Why Bangladesh should be seen as a South Asian economic miracle
Bangladesh is a South Asian miracle. Dislodging India, Bangladesh has quietly made its way to the top spot of the South Asian economic wheel, writes Shuvo Das for South Asia Monitor
Bangladesh has turned into one of Asia’s most remarkable and unexpected success stories. Once one of the poorest in the Indian subcontinent, it remained an economic basket case — wracked by poverty and famine — for a number of years after emerging as an independent nation in 1971. Within 50 years of its birth, Dhaka has debunked Henry Kissinger's prophecy on Bangladesh and emerged as the next 'Asian Tiger' as a development model.
The IMF’s ‘World Economic Outlook: A Long and Difficult Ascent’ is the most recent testimonial of Bangladesh's economic miracle. According to the International Monetary Fund (IMF)-World Economic Outlook (WEO) database, Bangladesh is set to surpass India as its per capita GDP, in dollar terms, is likely to expand 4 percent in 2020 to $1,888. Its per capita GDP is growing at a rate faster than its GDP. Meanwhile, India's per capita GDP is expected to slump 10.5 percent to $1,877, the lowest in the last four years.
India's per capita GDP, until five years ago, was around 40 percent higher than Bangladesh's.

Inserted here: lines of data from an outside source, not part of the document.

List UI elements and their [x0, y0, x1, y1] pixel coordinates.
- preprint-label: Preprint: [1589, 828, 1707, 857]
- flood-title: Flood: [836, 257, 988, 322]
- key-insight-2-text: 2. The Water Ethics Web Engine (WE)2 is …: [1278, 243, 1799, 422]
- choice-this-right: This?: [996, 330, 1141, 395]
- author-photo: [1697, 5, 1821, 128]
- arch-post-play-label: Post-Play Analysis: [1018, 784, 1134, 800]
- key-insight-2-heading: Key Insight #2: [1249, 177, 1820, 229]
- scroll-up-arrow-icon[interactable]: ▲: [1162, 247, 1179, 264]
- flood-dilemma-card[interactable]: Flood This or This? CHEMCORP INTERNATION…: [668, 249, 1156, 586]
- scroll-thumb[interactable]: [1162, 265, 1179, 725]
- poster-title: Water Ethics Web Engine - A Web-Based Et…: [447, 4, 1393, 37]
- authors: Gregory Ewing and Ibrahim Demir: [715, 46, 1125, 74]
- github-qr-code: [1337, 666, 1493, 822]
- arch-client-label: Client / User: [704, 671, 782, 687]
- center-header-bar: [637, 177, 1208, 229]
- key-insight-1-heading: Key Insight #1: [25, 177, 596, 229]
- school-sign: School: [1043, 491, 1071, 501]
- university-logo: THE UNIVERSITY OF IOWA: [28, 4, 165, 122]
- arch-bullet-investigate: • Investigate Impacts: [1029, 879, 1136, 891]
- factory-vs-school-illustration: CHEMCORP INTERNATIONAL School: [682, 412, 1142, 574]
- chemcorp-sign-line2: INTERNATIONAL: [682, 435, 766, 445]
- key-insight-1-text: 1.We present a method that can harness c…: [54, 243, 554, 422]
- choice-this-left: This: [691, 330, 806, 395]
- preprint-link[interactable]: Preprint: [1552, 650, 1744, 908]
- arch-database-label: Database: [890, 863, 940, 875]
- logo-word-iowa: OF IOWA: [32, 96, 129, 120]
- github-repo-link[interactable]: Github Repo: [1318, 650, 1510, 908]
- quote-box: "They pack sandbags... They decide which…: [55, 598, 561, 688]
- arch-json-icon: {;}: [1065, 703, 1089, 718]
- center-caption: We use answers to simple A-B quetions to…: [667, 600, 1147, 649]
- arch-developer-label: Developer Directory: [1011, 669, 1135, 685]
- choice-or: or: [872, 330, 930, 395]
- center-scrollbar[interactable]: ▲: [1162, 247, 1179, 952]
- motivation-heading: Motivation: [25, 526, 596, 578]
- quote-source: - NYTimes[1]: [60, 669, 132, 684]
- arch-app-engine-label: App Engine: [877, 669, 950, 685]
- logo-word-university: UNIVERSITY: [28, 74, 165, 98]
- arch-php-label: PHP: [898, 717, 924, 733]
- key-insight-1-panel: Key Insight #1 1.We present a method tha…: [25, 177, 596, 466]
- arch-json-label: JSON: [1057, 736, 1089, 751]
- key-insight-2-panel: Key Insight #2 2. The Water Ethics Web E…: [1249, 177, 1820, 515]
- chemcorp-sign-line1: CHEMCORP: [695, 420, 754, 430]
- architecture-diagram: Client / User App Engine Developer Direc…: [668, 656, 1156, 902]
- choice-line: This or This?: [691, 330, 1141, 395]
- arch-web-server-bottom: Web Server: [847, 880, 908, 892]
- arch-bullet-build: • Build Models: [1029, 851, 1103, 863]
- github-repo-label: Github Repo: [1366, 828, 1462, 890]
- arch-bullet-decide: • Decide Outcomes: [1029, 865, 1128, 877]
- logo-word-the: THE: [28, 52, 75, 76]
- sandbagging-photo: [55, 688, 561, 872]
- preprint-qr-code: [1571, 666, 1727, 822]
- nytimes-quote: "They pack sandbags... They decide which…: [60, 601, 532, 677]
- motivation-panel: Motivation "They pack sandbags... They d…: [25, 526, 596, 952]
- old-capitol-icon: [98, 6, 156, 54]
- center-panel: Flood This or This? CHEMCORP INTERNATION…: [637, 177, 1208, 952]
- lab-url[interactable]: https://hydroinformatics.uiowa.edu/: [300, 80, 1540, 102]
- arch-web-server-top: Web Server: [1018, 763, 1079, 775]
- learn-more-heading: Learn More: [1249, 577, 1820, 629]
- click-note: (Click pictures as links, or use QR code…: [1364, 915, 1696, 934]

However, over the last five years, Dhaka's per capita GDP has increased at a compound annual growth rate (CAGR) of 9.1 percent, compared to 3.2 percent growth recorded by India during the period, according to one account. During this period, the gap has been substantially closed owing thanks to robust agriculture production, exports and remittances. Despite the Covid-19 pandemic, export-led growth and remittances were resilient enough to withstand its detrimental effect on Bangladesh’s economy.
Besides, during the intervening period, while India's savings and investments remained lukewarm, the corresponding numbers for Bangladesh saw a sizeable surge, the Economic Times reported. Reports show that the sales of savings certificates in Bangladesh have risen by leaps and bounds. The flow of credit to the private sector is growing as well.
Bangladesh is set to post the highest per capita GDP growth rate in South Asia and the fourth highest in the whole of Asia, comfortably ahead of India and China, according to a recent IMF report. Also, its per capita GDP growth would be the sixth-highest in the world in the current calendar year as the pandemic has battered most economies in the world. No other country is ahead of Bangladesh when it comes to per capita GDP growth in 2020. Indeed, most of them would see a contraction because of the pandemic.
India's economy would contract by 10.3 percent, which is going to be the third sharpest fall in the world after Spain and Italy, the IMF report said. The de-growth projection comes after India reported a contraction in its GDP for the June quarter at 23.9 percent, making it the worst performer among G20 economies. On the other hand, Bangladesh's GDP grew 5.2 percent last fiscal year -- the highest among 46 countries in Asia, said the Asian Development Bank recently.
Pakistan's GDP shrank by 1.5 percent in FY20 and is set to grow by 0.5 percent in the current fiscal year. Pakistan's per capita GDP was $1,348.68 in 2019. Its figure for 2020 was not available in the IMF report. Besides Bangladesh, only two countries in South Asia -- Bhutan and Nepal -- would register positive growth in per capita GDP, by 2.2 percent and 3.4 percent respectively in 2020.
These success stories of Bangladesh in the socio-economic sphere aren't a mere result of 'invisible hand' of the market economy. Due credit must be conveyed to the robust and sustainable planning and policies of the Bangladesh government under the leadership of Prime Minister Sheikh Hasina. Amidst the pandemic, remittance was set to decline; however, timely 'incentive policies' not only withheld the detrimental effects of the pandemic on the economy but also surged the flow of the economy.
Bangladeshi expatriates clocked a new record in remittance by sending over $6.71 billion in the July-September period in the midst of the pandemic. The amount is 48.57 percent more than the money received in the same period last year. In September alone, the expatriates remitted more than $2.15 billion, the second-highest in a month after $2.6 billion in July. The Bangladesh government also successfully formulated export, trade and investment-friendly policies to spur the growth of export-oriented industries.
In sum, to paint a picture of how the sub-continental countries have fared so far on development indicators, it would be no exaggeration to depict Bangladesh as a South Asian miracle. All this while India has been at the centre of the South Asian economic growth story; IMF's World Economic Outlook suggests that Bangladesh has quietly made its way to the top spot of the South Asian economic wheel.
Nonetheless, with burgeoning economic successes, there are challenges to sustain, perpetuate and augment the growth stories, which must be addressed properly and prudently. Nevertheless, Bangladesh may take enormous pride on its socio-economic performance.